I saw Nature at its purest. The dogwoods had turned red. The maple leaves were scarlet and gold . . . . And not one foot of it was marred by a single unsightly man-made obstruction--no advertising signs, no junkyards. Well, doctors could prescribe no better medicine for me.

He added:

We have placed a wall of civilization between us and the beauty of our countryside. In our eagerness to expand and improve, we have relegated nature to a weekend role, banishing it from our daily lives. I think we are a poorer nation as a result. I do not choose to preside over the destiny of this country and to hide from view what God has gladly given.

After saying, "Beauty belongs to all the people," he signed the bill and gave the first pen to Lady Bird, along with a kiss on the cheek.

(Although the hospital stay provided an opening for the President's statement on the Highway Beautification Act of 1965, his stay is better remembered by historians for an event that occurred on October 20, while he was still hospitalized. As Jeffrey L. Pasley of the University of Missouri at Columbia explained in an online article, the President wanted to allay public concerns about his health:

"Apparently feeling words to be inadequate" in describing how he felt, the Baltimore Sun's Muriel Dobbin reported, "the President whipped up his blue knit sport shirt," and, as Time put it, "let the whole world inspect the ugly twelve-inch seam under his right rib cage" where the surgeons had done their work . . . . Encapsulating Johnson's media image as a shameless, boorish hick, the scar-showing moment took on iconic status almost immediately, showing up in editorial cartoons and countless sly references and becoming perhaps the single best-remembered incident of LBJ's long political career. [Editorial cartoonist] Pat Oliphant depicted a shirt-lifting Johnson being warned by a [Press Secretary Bill] Moyerseque aide not to show the visiting Princess Margaret [of Great Britain] his scar "until after the formal introduction," and most famously, David Levine portrayed the president sporting a scar shaped like Vietnam.

Years later, on April 28, 1988, the House of Representatives held a ceremony honoring Mrs.
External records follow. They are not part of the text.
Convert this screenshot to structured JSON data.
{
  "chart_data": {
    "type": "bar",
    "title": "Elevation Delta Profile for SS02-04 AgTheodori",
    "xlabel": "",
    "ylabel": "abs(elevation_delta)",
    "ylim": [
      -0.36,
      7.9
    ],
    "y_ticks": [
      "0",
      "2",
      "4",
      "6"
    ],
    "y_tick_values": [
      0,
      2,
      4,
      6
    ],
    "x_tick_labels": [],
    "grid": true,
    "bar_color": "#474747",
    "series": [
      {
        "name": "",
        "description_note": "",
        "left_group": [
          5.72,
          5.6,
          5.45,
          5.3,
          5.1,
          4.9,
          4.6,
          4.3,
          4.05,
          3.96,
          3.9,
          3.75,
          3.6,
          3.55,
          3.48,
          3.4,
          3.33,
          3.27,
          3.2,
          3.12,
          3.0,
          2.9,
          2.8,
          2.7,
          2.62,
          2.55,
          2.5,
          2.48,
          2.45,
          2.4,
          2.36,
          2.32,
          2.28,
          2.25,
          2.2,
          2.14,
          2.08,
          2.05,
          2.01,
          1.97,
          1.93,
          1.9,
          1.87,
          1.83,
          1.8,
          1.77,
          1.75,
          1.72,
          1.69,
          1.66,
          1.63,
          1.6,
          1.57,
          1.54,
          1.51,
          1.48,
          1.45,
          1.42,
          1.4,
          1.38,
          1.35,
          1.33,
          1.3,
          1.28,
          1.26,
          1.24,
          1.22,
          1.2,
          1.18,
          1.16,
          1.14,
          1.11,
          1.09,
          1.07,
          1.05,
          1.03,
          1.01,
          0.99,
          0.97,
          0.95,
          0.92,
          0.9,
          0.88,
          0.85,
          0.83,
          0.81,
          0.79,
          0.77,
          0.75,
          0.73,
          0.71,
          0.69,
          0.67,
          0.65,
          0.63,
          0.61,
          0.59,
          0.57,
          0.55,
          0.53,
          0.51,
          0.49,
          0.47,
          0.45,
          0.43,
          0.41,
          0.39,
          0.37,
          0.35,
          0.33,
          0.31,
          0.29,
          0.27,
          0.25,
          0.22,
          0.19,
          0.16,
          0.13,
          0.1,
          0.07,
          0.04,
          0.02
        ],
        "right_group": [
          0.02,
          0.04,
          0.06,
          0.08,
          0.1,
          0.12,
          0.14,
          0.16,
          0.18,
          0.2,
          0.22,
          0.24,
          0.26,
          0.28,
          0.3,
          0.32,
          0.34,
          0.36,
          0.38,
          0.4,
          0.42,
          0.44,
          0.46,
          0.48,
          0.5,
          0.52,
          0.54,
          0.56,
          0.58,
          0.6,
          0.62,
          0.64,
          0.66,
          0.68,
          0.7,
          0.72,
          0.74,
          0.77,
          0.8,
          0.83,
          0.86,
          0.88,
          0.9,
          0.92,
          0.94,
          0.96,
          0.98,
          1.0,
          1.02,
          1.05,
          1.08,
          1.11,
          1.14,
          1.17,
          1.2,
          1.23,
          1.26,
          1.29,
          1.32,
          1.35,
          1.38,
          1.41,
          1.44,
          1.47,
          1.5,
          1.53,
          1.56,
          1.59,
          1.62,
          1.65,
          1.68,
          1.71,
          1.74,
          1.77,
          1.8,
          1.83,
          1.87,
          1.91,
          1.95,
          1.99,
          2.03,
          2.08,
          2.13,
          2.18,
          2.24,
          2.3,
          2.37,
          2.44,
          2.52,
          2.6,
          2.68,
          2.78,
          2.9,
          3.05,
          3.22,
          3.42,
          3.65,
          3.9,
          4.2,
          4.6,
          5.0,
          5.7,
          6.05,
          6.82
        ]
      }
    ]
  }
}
Johnson. She was praised for many accomplishments, but especially for her focus on making the United States a more beautiful country. Speaker of the House Jim Wright (D-Texas) recalled that night, on October 7-8, 1965, when the House completed work on the Highway Beautification Act:

And, yes, some of us remember that night at the White House, all of the congressional wives long since having gathered for the annual gala celebration, waiting, waiting, waiting; and 10 o'clock came, and 10:30 came, and the House was still in session-because he who was the manager of that bill, and the Speaker both had received a call from the White House, "Do not bring those Members here until you've passed the Highway Beautification Act!" And pass it that night we did, finally to be welcomed graciously when we arrived belatedly at the White House.